Although Everett schools’ finances are still very stable, our neighbors up in Marysville had to close several schools. As the state is unable to collect enough from our upside-down tax code to fully fund schools, cities are forced to go to the voters to get the needed funds. Even cities like Everett, which has a willing voter base and wealthy enough property-owners, struggle to raise enough to fulfill all our promises to students.

Washington state will be at a crossroads as the Big Billionaire Bill (HR1) slashes budgets for healthcare and food support to give even greater tax cuts to the wealthy. Will we finally make wealthy corporations and individuals pay what they owe to back-fill budgets, or will we further cut our way into oblivion?

Our local lawmakers will be making that choice in January, when they have another shot at passing popular progressive revenue proposals like a wealth tax and high salary payroll tax.
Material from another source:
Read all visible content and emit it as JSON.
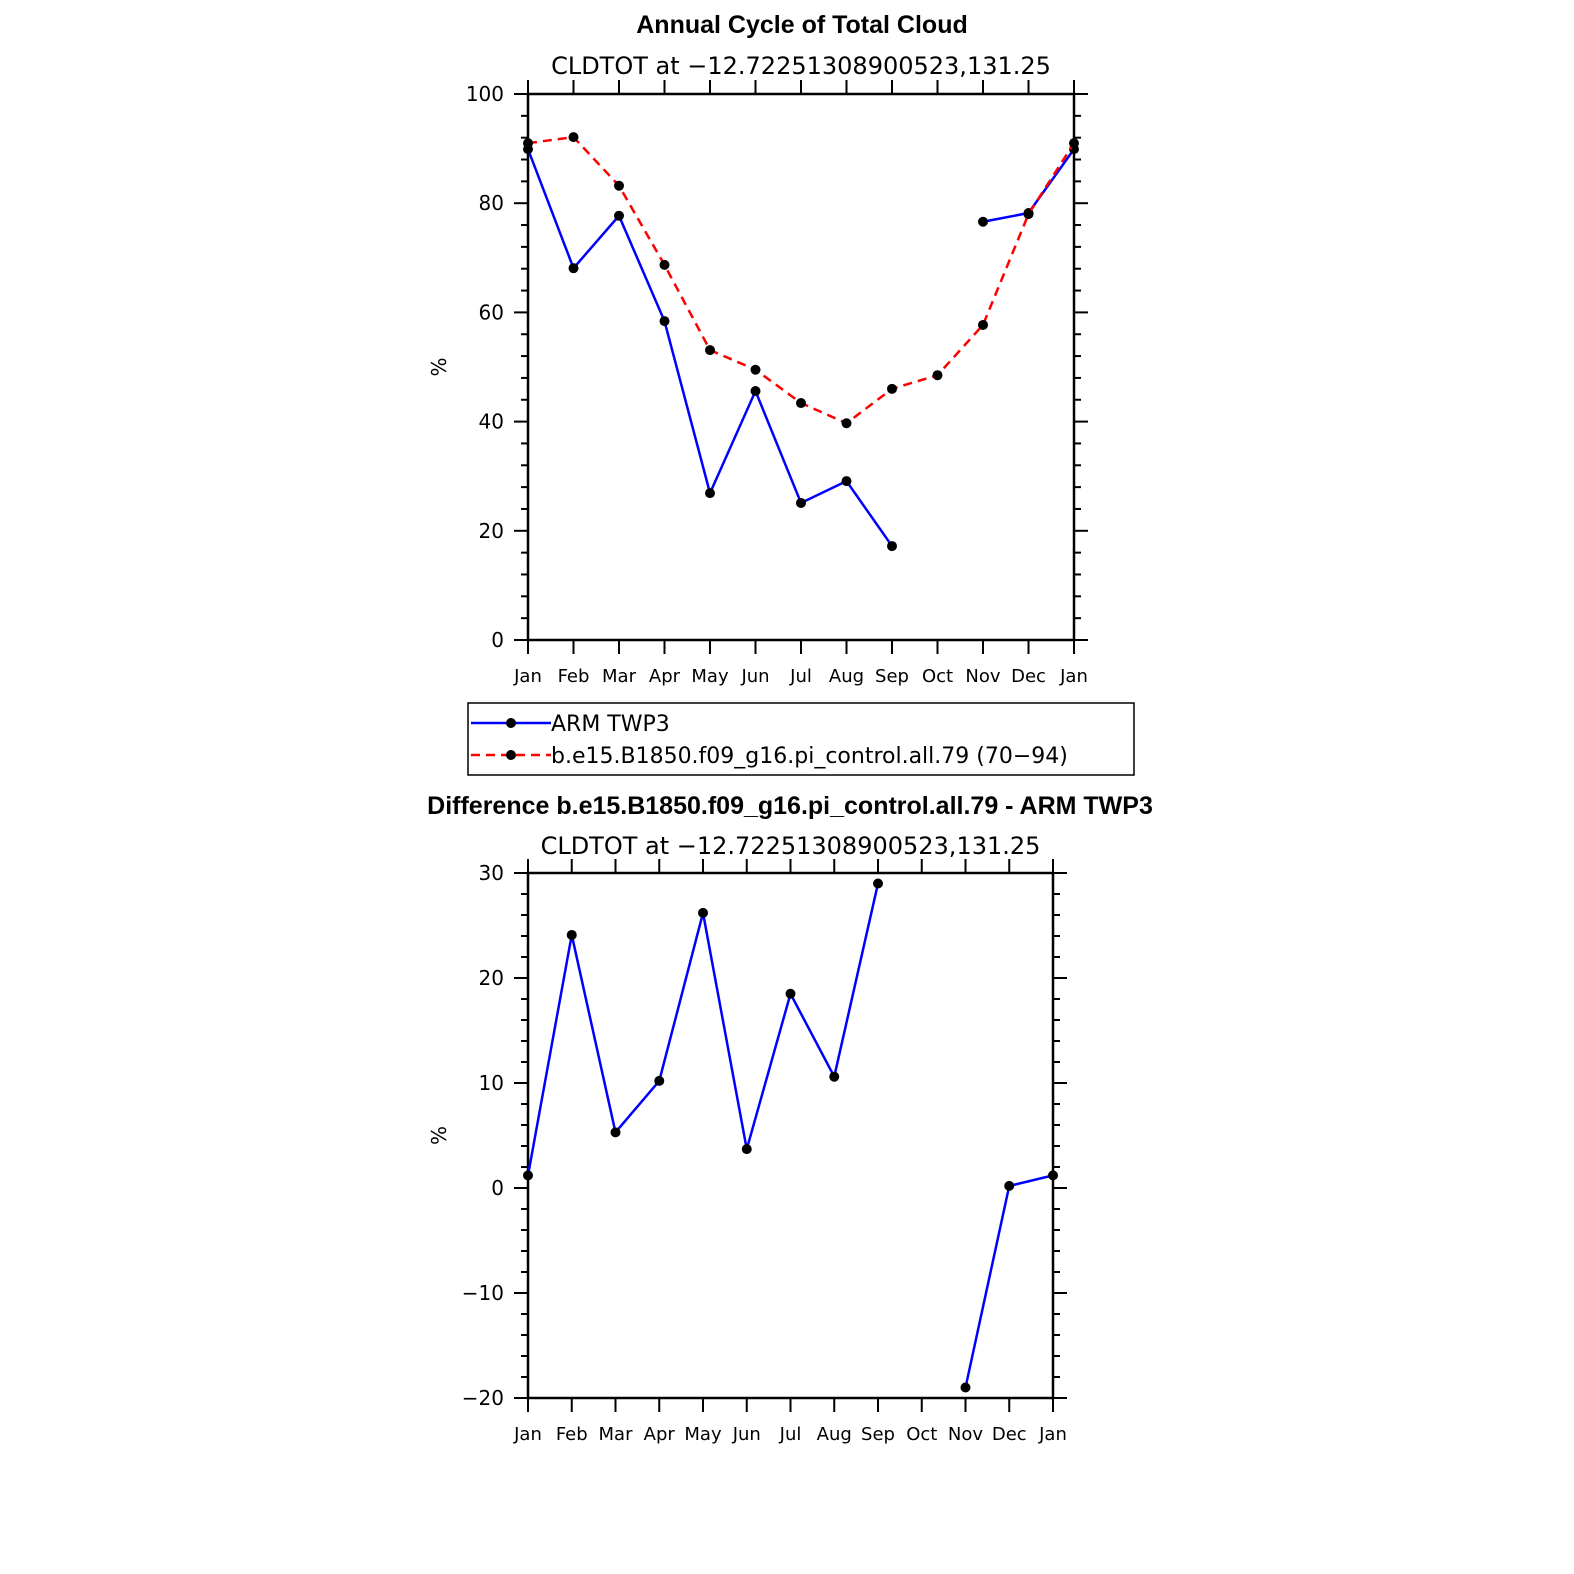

I love the saying that budgets are moral documents, and what we fund or don’t fund are a reflection of those morals. Will we spend our money on massive tax exemptions for investment banks and CEOs, or would we rather it go to our kids? Our state lawmakers in Olympia must face the fact that they cannot keep their promises to working people, while also keeping promises made in back rooms to wealthy donors and corporate lobbyists.

When they are looking for things to cut, they should be looking first at corporate welfare, not services for working families and people.

Charles Adkins is an advocate, elected school board member for the Everett School District and enrolled member of the Yurok Tribe.